Produção de biocombustíveis por microrganismos
Ainda que atualmente os únicos biocombustíveis produzidos em grande escala sejam o etanol e o biodiesel, diferentes classes de moléculas possuem propriedades desejáveis para este fim e algumas são passíveis de produção por via microbiana. Outras, embora não sejam normalmente sintetizadas por microrganismos podem vir a sê-lo com o uso de ferramentas biotecnológicas. Este trabalho revisa o uso das fermentações na produção de biocombustíveis e reúne informações a respeito daqueles que estão em estágio de desenvolvimento e possuem perspectivas de aplicação. O objetivo aqui não é esgotar o assunto, mas possibilitar o início de um estudo mais aprofundado nas linhas de pesquisa que se considerem mais promissoras no tema.

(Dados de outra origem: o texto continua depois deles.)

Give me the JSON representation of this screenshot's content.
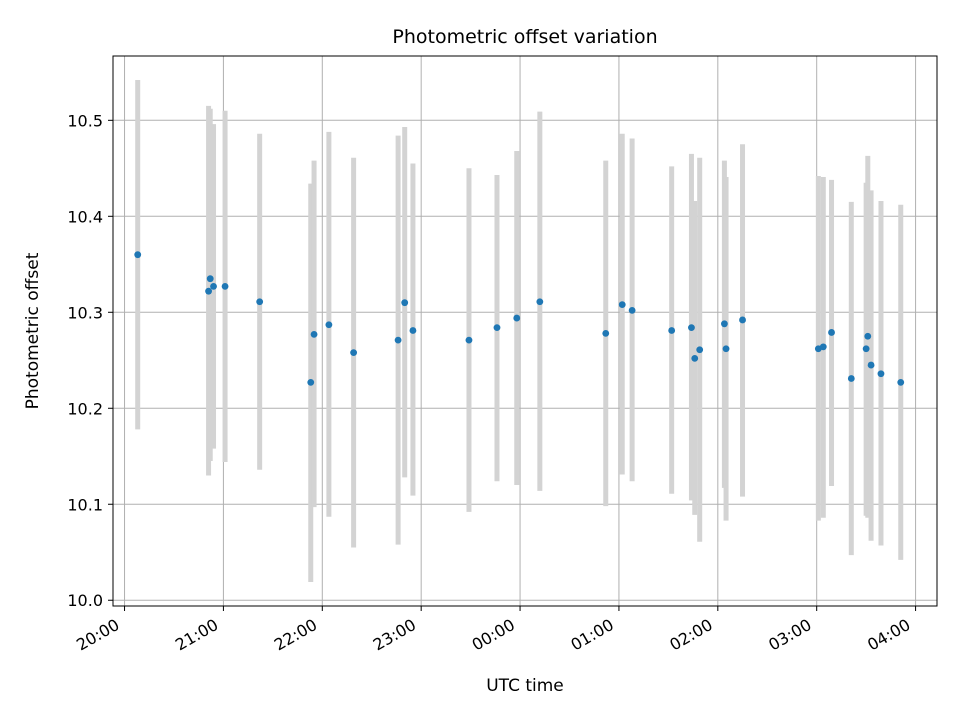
{
  "chart_data": {
    "type": "scatter",
    "title": "Photometric offset variation",
    "xlabel": "UTC time",
    "ylabel": "Photometric offset",
    "grid": true,
    "x_axis": {
      "type": "time",
      "range": [
        "2000-01-01T19:53:00",
        "2000-01-02T04:13:00"
      ],
      "ticks": [
        {
          "t": "2000-01-01T20:00:00",
          "label": "20:00"
        },
        {
          "t": "2000-01-01T21:00:00",
          "label": "21:00"
        },
        {
          "t": "2000-01-01T22:00:00",
          "label": "22:00"
        },
        {
          "t": "2000-01-01T23:00:00",
          "label": "23:00"
        },
        {
          "t": "2000-01-02T00:00:00",
          "label": "00:00"
        },
        {
          "t": "2000-01-02T01:00:00",
          "label": "01:00"
        },
        {
          "t": "2000-01-02T02:00:00",
          "label": "02:00"
        },
        {
          "t": "2000-01-02T03:00:00",
          "label": "03:00"
        },
        {
          "t": "2000-01-02T04:00:00",
          "label": "04:00"
        }
      ]
    },
    "y_axis": {
      "range": [
        9.994,
        10.567
      ],
      "ticks": [
        {
          "v": 10.0,
          "label": "10.0"
        },
        {
          "v": 10.1,
          "label": "10.1"
        },
        {
          "v": 10.2,
          "label": "10.2"
        },
        {
          "v": 10.3,
          "label": "10.3"
        },
        {
          "v": 10.4,
          "label": "10.4"
        },
        {
          "v": 10.5,
          "label": "10.5"
        }
      ]
    },
    "colors": {
      "marker": "#1f77b4",
      "errorbar": "#d3d3d3",
      "grid": "#b0b0b0"
    },
    "points": [
      {
        "t": "2000-01-01T20:08:00",
        "y": 10.36,
        "lo": 10.178,
        "hi": 10.542
      },
      {
        "t": "2000-01-01T20:51:00",
        "y": 10.322,
        "lo": 10.13,
        "hi": 10.515
      },
      {
        "t": "2000-01-01T20:52:00",
        "y": 10.335,
        "lo": 10.145,
        "hi": 10.512
      },
      {
        "t": "2000-01-01T20:54:00",
        "y": 10.327,
        "lo": 10.158,
        "hi": 10.496
      },
      {
        "t": "2000-01-01T21:01:00",
        "y": 10.327,
        "lo": 10.144,
        "hi": 10.51
      },
      {
        "t": "2000-01-01T21:22:00",
        "y": 10.311,
        "lo": 10.136,
        "hi": 10.486
      },
      {
        "t": "2000-01-01T21:53:00",
        "y": 10.227,
        "lo": 10.019,
        "hi": 10.434
      },
      {
        "t": "2000-01-01T21:55:00",
        "y": 10.277,
        "lo": 10.097,
        "hi": 10.458
      },
      {
        "t": "2000-01-01T22:04:00",
        "y": 10.287,
        "lo": 10.087,
        "hi": 10.488
      },
      {
        "t": "2000-01-01T22:19:00",
        "y": 10.258,
        "lo": 10.055,
        "hi": 10.461
      },
      {
        "t": "2000-01-01T22:46:00",
        "y": 10.271,
        "lo": 10.058,
        "hi": 10.484
      },
      {
        "t": "2000-01-01T22:50:00",
        "y": 10.31,
        "lo": 10.128,
        "hi": 10.493
      },
      {
        "t": "2000-01-01T22:55:00",
        "y": 10.281,
        "lo": 10.109,
        "hi": 10.455
      },
      {
        "t": "2000-01-01T23:29:00",
        "y": 10.271,
        "lo": 10.092,
        "hi": 10.45
      },
      {
        "t": "2000-01-01T23:46:00",
        "y": 10.284,
        "lo": 10.124,
        "hi": 10.443
      },
      {
        "t": "2000-01-01T23:58:00",
        "y": 10.294,
        "lo": 10.12,
        "hi": 10.468
      },
      {
        "t": "2000-01-02T00:12:00",
        "y": 10.311,
        "lo": 10.114,
        "hi": 10.509
      },
      {
        "t": "2000-01-02T00:52:00",
        "y": 10.278,
        "lo": 10.098,
        "hi": 10.458
      },
      {
        "t": "2000-01-02T01:02:00",
        "y": 10.308,
        "lo": 10.131,
        "hi": 10.486
      },
      {
        "t": "2000-01-02T01:08:00",
        "y": 10.302,
        "lo": 10.124,
        "hi": 10.481
      },
      {
        "t": "2000-01-02T01:32:00",
        "y": 10.281,
        "lo": 10.111,
        "hi": 10.452
      },
      {
        "t": "2000-01-02T01:44:00",
        "y": 10.284,
        "lo": 10.104,
        "hi": 10.465
      },
      {
        "t": "2000-01-02T01:46:00",
        "y": 10.252,
        "lo": 10.089,
        "hi": 10.416
      },
      {
        "t": "2000-01-02T01:49:00",
        "y": 10.261,
        "lo": 10.061,
        "hi": 10.461
      },
      {
        "t": "2000-01-02T02:04:00",
        "y": 10.288,
        "lo": 10.117,
        "hi": 10.458
      },
      {
        "t": "2000-01-02T02:05:00",
        "y": 10.262,
        "lo": 10.083,
        "hi": 10.441
      },
      {
        "t": "2000-01-02T02:15:00",
        "y": 10.292,
        "lo": 10.108,
        "hi": 10.475
      },
      {
        "t": "2000-01-02T03:01:00",
        "y": 10.262,
        "lo": 10.083,
        "hi": 10.442
      },
      {
        "t": "2000-01-02T03:04:00",
        "y": 10.264,
        "lo": 10.086,
        "hi": 10.441
      },
      {
        "t": "2000-01-02T03:09:00",
        "y": 10.279,
        "lo": 10.119,
        "hi": 10.438
      },
      {
        "t": "2000-01-02T03:21:00",
        "y": 10.231,
        "lo": 10.047,
        "hi": 10.415
      },
      {
        "t": "2000-01-02T03:30:00",
        "y": 10.262,
        "lo": 10.088,
        "hi": 10.435
      },
      {
        "t": "2000-01-02T03:31:00",
        "y": 10.275,
        "lo": 10.086,
        "hi": 10.463
      },
      {
        "t": "2000-01-02T03:33:00",
        "y": 10.245,
        "lo": 10.062,
        "hi": 10.427
      },
      {
        "t": "2000-01-02T03:39:00",
        "y": 10.236,
        "lo": 10.057,
        "hi": 10.416
      },
      {
        "t": "2000-01-02T03:51:00",
        "y": 10.227,
        "lo": 10.042,
        "hi": 10.412
      }
    ]
  }
}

A produção de etanol é baseada em uma tecnologia antiga, considerando-se o consumo de bebidas alcoólicas em épocas anteriores ao cristianismo. Incrivelmente o processo de produção de etanol, atualmente, usa o mesmo microrganismo (a levedura Saccharomyces cereviseae) e alcança praticamente a mesma concentração que tem sido obtida há séculos. Uma vez que, atualmente o custo da matéria prima (90% da produção de etanol hoje é feita a partir de milho e cana-de-açúcar) representa tipicamente entre 60 a 70% do custo final do etanol, diversos estudos têm sido executados em todo o mundo para desenvolver uma produção em larga escala de etanol a partir de matérias-primas lignocelulósicas. Porém, devido à grande complexidade da composição destes materiais, ainda não há processos economicamente viáveis utilizando tais substratos. Dessa forma, para reduzir significativamente os custos de capital e de operação tem-se buscado a identificação e desenvolvimento de microrganismos adequados às características da matéria prima e com capacidade de fermentar diferentes açúcares com fatores de conversão elevados.

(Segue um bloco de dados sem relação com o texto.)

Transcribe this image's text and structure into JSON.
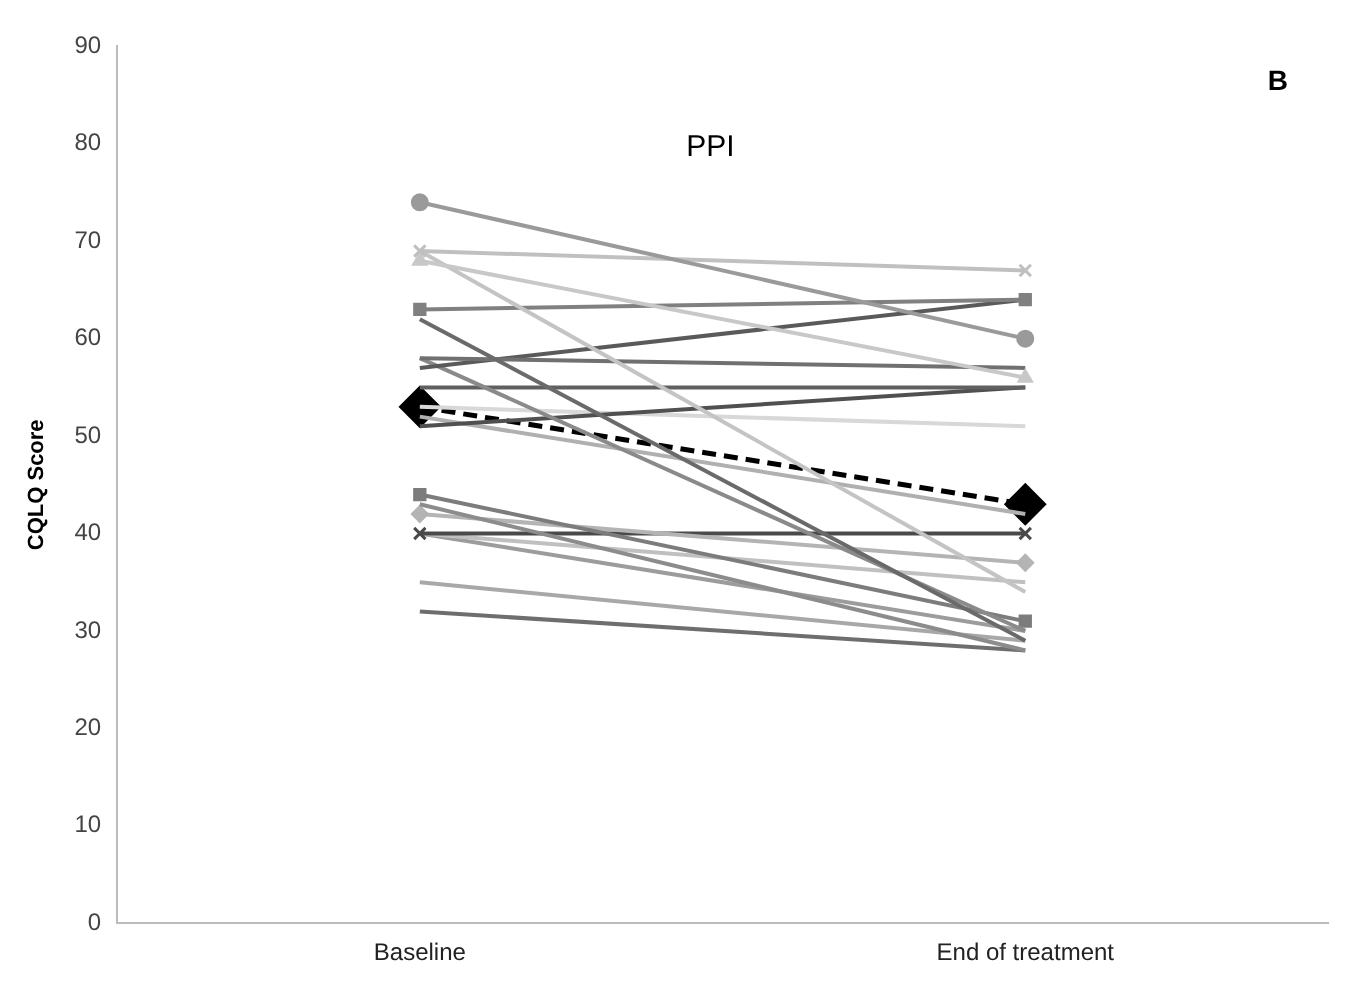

O butanol é outro álcool que pode ser produzido por fermentação. Nesse bioprocesso, que foi, na década de 1960, o mais importante do mundo, acetona é produzida juntamente ao butanol e etanol (ABE 3:6:1) pela fermentação com o microrganismo Clostridium. acetobutylicum. O n-butanol possui características desejáveis como combustível substituto de gasolina tais como: densidade energética 50% maior do que o etanol e poder ser transportado por tubulações, por carregar menor teor de água. Como seu desempenho em motores ainda não é bem estudado, ele poderia ser usado como combustível de mistura.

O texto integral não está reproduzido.